Dangerous for unelected officials to set tax rates
Re April 12 Op-Ed by Aaron Goldzimer and David Gamage, “Let the Fed, not Congress, set tax rates”: While I would be the first to defend the esteemed legal lights and their right to speak their poorly thought out drivel, I maintain that it’s a great example of speech that has every constitutional right to be said, but no protected right to be heard. What distilled poppycock these extraordinarily well educated fools have somehow convinced the Los Angeles Times to print. News must have been in short supply that day.
The concept that tax rates should be set by an unelected body of any sort is antithetical to the principles of the founding of our Republic, the blood shed to do so, and the practice of those principles for all of it’s history. This silly (and dangerous) idea is the functional equivalent of having the Food and Drug Administration [FDA] mandate that all citizens take vitamins and dietary supplements of certain types and in certain doses daily because FDA experts are sure our good health depends on it.
Or perhaps having the Department of Transportation [DOT] require that we all purchase a new car every five years because DOT geniuses just know that the economy would then be stronger.
Our highly educated, advanced degree-holding, prestigious law school affiliated, loonies have failed to notice that their own piece contains the best arguments against itself. Three examples of the internal contradictions should suffice:
1) Stating that “in modern times politicians have not been able to raise taxes much” (Really?) Messrs. Goldzimer and Gamage seem to believe that one benefit of their idea would be to “better match taxes to Congress’ spending over time.” They thereby overlook that during the Obama Administration taxes collected have been raised to the highest levels in history. It is utterly impossible to “match taxes to Congress’ spending” over time. Congress has outspent it’s revenue every year (save three) in my entire 52 years of adult life.

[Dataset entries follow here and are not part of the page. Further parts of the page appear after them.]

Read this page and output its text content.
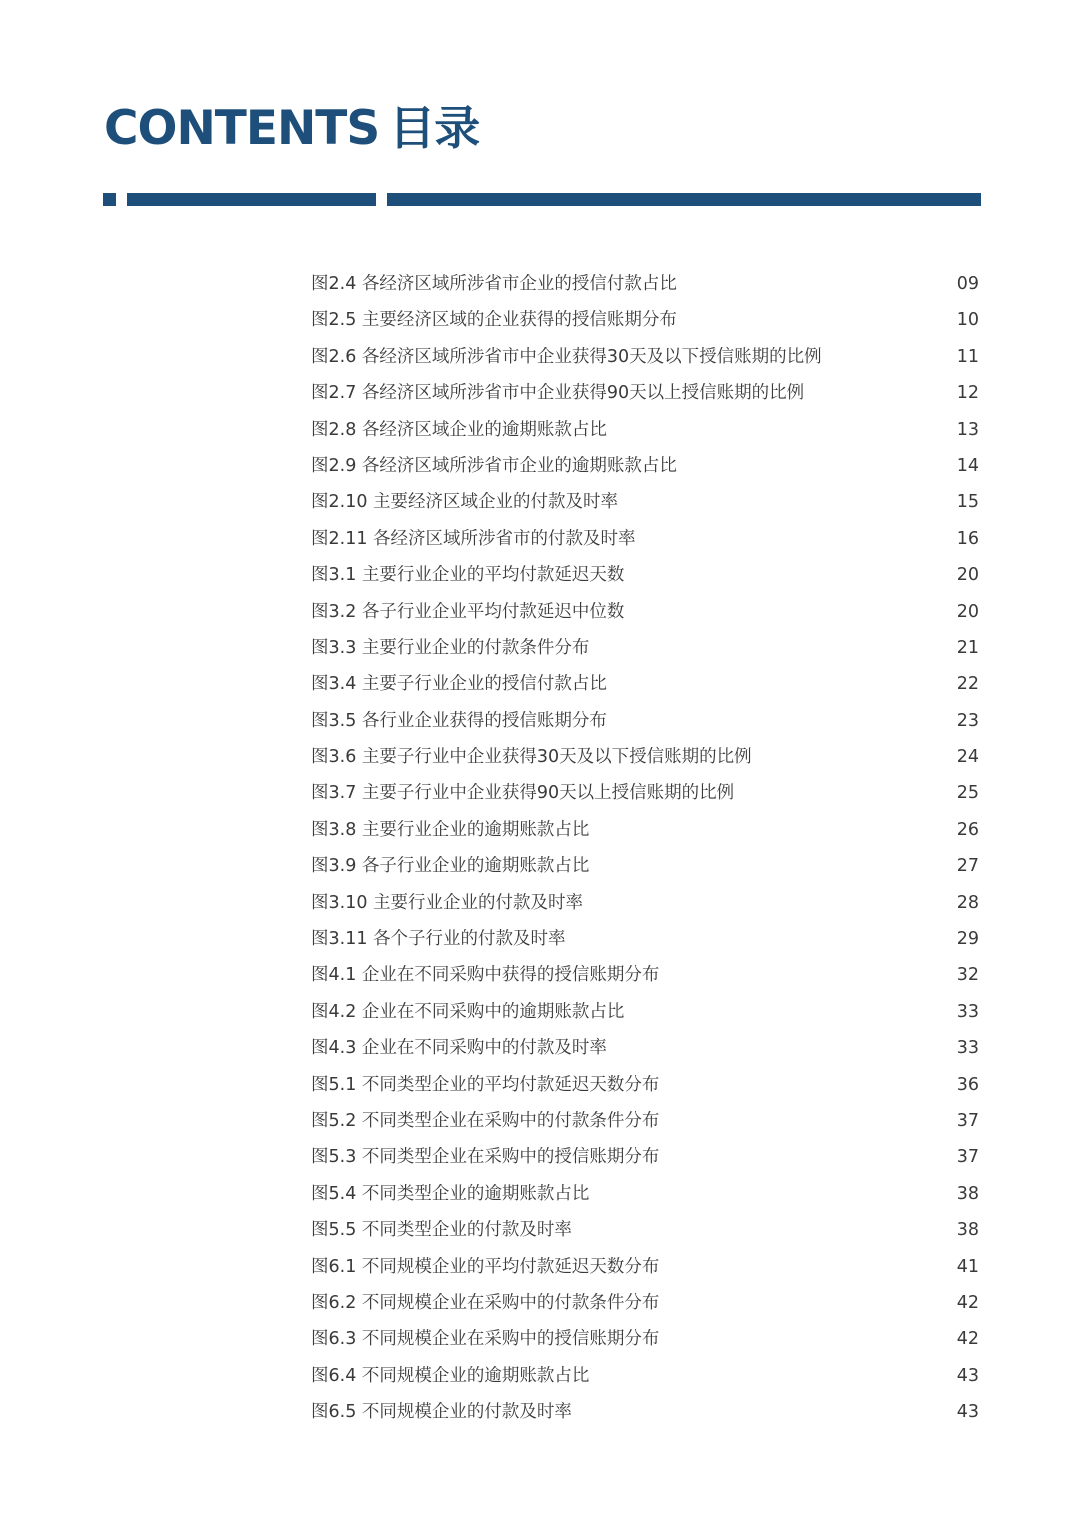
CONTENTS 目录
图2.4 各经济区域所涉省市企业的授信付款占比	09
图2.5 主要经济区域的企业获得的授信账期分布	10
图2.6 各经济区域所涉省市中企业获得30天及以下授信账期的比例	11
图2.7 各经济区域所涉省市中企业获得90天以上授信账期的比例	12
图2.8 各经济区域企业的逾期账款占比	13
图2.9 各经济区域所涉省市企业的逾期账款占比	14
图2.10 主要经济区域企业的付款及时率	15
图2.11 各经济区域所涉省市的付款及时率	16
图3.1 主要行业企业的平均付款延迟天数	20
图3.2 各子行业企业平均付款延迟中位数	20
图3.3 主要行业企业的付款条件分布	21
图3.4 主要子行业企业的授信付款占比	22
图3.5 各行业企业获得的授信账期分布	23
图3.6 主要子行业中企业获得30天及以下授信账期的比例	24
图3.7 主要子行业中企业获得90天以上授信账期的比例	25
图3.8 主要行业企业的逾期账款占比	26
图3.9 各子行业企业的逾期账款占比	27
图3.10 主要行业企业的付款及时率	28
图3.11 各个子行业的付款及时率	29
图4.1 企业在不同采购中获得的授信账期分布	32
图4.2 企业在不同采购中的逾期账款占比	33
图4.3 企业在不同采购中的付款及时率	33
图5.1 不同类型企业的平均付款延迟天数分布	36
图5.2 不同类型企业在采购中的付款条件分布	37
图5.3 不同类型企业在采购中的授信账期分布	37
图5.4 不同类型企业的逾期账款占比	38
图5.5 不同类型企业的付款及时率	38
图6.1 不同规模企业的平均付款延迟天数分布	41
图6.2 不同规模企业在采购中的付款条件分布	42
图6.3 不同规模企业在采购中的授信账期分布	42
图6.4 不同规模企业的逾期账款占比	43
图6.5 不同规模企业的付款及时率	43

2) The brilliance of their academic achievements obviously outshines mere common sense (it’s so “common” you know) allowing Goldzinger and Gamage to ignore that the “relatively good times (as in the late 1980s and the mid-aughts)” to which they refer were caused by tax cuts (Reagan and Bush) that wouldn’t have been made under the magnificent rules they wish to promulgate, since there were budget deficits then as well.
3) Desiring to not only damage the Republic, the postdoctoral associate and the assistant professor then attempt a coup de grace to the Constitution by saying that “if this reform were paired with the gradual elimination of special tax breaks” it would be “even better.” Their meaning is clear. The “special tax breaks” that would be eliminated would be chosen by the Federal Reserve. Sort of like having the DMV [Department of Motor Vehicles] decide (as it did about a decade ago) that registrations just had to increase in price about 75 percent. We citizens all got a say in that, right?
We already have a diverse patchwork of locally elected boards deciding school, fire, sewer, and other taxes and fees which we are required to pay. However, those taxes (if one is required to pay, it is a tax) are set by elected boards, although because of low voter turnout, those boards are nearly unelected, but that’s our fault, not the government’s.
Please give the authors of this Op-Ed piece a well deserved Bronx cheer for their sophomoric and frightening idea. Either we have, and use a Constitution, or we don’t. The sole power to tax is given to Congress (at the federal level) and the sovereignty of the people over Congress can only be maintained by the power of the ballot. If you give it away, you will never get it back.